Conforme podemos observar pela caracterização feita por Salles, diversas eram as associações religiosas de leigos nas Minas e estas agrupavam em seu seio diferentes setores daquela sociedade. Fazer parte de uma congregação religiosa era requisito fundamental na vida social da América Portuguesa. Muito além da segurança que isto significava, era em meio àquelas associações religiosas que a vida social acontecia. Era dentre os membros de uma mesma irmandade que laços sociais se firmavam. Segundo Fritz Teixeira de Salles, era em meio a essas organizações que “as camadas sociais se aglutinavam (...) passando a usá-las como associações de interesse grupal” (SALLES, 1963, p. 34). O estudo de Salles serve até hoje como referência para os pesquisadores que resolvam se aventurar nos arquivos paroquiais à procura de documentos relativos a estas associações. A partir da caracterização feita por Salles, as associações religiosas de leigos deixam de ser apenas um dos tópicos abordados em estudos gerais relativos à história das Minas para se transformarem em foco de estudos específicos, gerando uma vasta bibliografia que trata do tema.

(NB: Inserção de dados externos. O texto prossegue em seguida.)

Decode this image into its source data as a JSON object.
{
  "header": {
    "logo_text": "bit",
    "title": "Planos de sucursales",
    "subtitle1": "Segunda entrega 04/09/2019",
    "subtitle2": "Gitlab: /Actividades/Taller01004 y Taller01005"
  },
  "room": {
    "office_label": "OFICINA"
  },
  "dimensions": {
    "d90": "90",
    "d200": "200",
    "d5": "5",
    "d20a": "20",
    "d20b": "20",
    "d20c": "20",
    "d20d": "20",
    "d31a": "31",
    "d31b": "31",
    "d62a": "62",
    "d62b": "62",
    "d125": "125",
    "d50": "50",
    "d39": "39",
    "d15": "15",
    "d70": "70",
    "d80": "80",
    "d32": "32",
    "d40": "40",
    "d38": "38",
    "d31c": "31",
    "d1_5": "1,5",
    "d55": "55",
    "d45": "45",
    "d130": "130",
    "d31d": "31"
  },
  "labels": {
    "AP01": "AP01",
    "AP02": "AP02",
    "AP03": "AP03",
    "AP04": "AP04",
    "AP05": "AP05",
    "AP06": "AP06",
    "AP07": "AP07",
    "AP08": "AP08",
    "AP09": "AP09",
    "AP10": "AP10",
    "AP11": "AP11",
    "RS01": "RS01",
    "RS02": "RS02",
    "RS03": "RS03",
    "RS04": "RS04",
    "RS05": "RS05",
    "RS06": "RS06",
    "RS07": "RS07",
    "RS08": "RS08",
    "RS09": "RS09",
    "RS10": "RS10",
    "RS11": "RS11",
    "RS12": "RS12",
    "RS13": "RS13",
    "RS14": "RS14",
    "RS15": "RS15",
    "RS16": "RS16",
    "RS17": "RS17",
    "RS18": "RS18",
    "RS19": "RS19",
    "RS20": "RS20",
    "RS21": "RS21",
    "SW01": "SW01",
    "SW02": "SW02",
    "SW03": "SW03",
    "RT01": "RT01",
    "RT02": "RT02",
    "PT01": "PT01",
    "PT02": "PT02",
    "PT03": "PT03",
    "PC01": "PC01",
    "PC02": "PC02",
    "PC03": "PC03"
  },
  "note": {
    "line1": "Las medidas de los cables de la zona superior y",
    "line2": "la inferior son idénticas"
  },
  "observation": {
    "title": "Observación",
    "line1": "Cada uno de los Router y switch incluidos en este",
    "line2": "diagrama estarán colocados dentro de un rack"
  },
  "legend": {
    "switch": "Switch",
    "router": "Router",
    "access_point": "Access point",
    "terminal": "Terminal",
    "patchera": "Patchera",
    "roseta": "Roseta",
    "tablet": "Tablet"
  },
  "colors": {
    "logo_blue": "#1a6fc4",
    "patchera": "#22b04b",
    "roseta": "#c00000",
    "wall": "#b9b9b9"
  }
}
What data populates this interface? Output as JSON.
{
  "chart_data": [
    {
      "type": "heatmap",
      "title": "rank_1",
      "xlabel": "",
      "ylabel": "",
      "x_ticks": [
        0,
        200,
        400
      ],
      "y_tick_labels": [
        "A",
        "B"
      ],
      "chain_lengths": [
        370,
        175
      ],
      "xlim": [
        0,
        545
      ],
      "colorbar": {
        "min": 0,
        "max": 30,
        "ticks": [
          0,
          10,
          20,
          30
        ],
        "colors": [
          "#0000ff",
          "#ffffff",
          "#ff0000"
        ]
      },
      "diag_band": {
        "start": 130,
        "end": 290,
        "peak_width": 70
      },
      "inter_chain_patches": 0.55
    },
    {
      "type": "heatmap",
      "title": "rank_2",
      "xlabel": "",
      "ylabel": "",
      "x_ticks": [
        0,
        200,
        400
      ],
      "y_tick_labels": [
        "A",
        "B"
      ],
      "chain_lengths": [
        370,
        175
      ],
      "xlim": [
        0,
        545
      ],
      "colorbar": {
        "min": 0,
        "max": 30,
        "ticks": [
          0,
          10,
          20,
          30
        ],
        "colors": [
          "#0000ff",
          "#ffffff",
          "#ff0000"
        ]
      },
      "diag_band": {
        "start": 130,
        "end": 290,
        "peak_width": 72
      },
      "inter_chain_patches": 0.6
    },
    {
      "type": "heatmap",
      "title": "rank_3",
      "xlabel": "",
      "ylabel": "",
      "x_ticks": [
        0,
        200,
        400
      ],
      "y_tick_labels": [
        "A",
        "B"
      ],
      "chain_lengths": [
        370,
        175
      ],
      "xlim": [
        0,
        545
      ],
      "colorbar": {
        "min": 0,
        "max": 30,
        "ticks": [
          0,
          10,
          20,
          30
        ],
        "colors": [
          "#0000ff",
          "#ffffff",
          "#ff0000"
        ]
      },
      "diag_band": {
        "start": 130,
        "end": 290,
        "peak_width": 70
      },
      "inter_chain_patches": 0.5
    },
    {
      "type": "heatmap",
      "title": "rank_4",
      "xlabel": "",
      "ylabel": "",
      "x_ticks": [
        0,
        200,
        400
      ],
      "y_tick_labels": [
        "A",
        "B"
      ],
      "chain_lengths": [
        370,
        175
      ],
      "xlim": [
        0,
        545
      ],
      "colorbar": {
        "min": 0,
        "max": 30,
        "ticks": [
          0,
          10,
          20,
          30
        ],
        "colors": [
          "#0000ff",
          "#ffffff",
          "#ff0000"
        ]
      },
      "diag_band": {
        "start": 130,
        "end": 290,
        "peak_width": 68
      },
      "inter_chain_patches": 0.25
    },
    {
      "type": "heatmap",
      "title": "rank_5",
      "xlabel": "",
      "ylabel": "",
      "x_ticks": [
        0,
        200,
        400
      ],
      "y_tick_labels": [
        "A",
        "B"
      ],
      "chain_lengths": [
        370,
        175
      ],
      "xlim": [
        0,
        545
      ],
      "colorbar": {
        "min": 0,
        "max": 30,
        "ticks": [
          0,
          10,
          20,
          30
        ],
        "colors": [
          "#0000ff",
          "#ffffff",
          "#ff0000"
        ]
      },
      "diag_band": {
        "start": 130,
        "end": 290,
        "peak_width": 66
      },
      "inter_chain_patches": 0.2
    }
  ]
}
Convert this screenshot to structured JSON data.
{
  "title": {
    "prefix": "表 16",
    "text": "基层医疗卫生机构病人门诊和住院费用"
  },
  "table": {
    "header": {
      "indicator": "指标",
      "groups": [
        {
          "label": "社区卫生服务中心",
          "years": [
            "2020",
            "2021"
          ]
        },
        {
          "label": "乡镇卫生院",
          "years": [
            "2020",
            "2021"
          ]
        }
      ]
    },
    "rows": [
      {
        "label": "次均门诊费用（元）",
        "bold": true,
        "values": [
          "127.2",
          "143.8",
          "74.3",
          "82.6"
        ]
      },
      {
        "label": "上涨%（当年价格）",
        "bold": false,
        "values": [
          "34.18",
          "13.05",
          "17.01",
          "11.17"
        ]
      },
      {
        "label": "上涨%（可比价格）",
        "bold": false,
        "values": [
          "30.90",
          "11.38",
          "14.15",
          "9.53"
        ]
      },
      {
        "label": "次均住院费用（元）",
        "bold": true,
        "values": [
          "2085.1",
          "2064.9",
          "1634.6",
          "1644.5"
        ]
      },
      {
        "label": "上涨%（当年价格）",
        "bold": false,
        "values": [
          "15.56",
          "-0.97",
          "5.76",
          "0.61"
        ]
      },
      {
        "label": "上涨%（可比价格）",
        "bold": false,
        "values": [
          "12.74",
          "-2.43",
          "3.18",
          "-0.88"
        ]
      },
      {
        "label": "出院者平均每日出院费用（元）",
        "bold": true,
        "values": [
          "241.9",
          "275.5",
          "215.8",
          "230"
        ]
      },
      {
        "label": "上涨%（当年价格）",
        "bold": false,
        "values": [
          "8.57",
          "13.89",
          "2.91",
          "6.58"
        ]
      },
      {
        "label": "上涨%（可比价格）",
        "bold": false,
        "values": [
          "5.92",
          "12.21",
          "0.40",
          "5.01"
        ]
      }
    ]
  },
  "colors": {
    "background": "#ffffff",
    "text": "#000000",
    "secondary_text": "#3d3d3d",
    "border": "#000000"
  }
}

O estudo do historiador Caio César Boschi intitulado “Os leigos e o poder” e já aqui citado diversas vezes é, até hoje, o trabalho de maior peso historiográfico que tem as irmandades religiosas de leigos como seu objeto de estudo (BOSCHI, 1986). Em sua obra Boschi analisa as relações ente o Estado e a Igreja na região das Minas, mostrando assim o importante papel desempenhado pelas irmandades na vida religiosa e principalmente social daqueles homens. Além desta obra, vários são os estudos que abordam o tema das irmandades, em sua maioria enfatizando a questão do escravismo, a respeito das irmandades reconhecidamente identificadas como sendo aquelas que reuniam os negros ou mulatos em seu corpo de irmãos. Apenas recentemente o estudo das irmandades de grupos identificados como os de elites passaram e ser foco da historiografia que trabalha com a questão colonial. As Ordens Terceiras são uma das associações religiosas comumente associadas às elites locais. Mas a constituição social de seus membros não era a única diferença entre este tipo de associação religiosa com as demais irmandades existentes no império português. Para compreendermos melhor como as Ordens Terceiras se diferenciavam das demais associações religiosas de leigos, temos que realizar uma análise buscando compreender em que contexto se deu sua origem e as transformações pela qual passou até sua chegada e instalação em Vila Rica.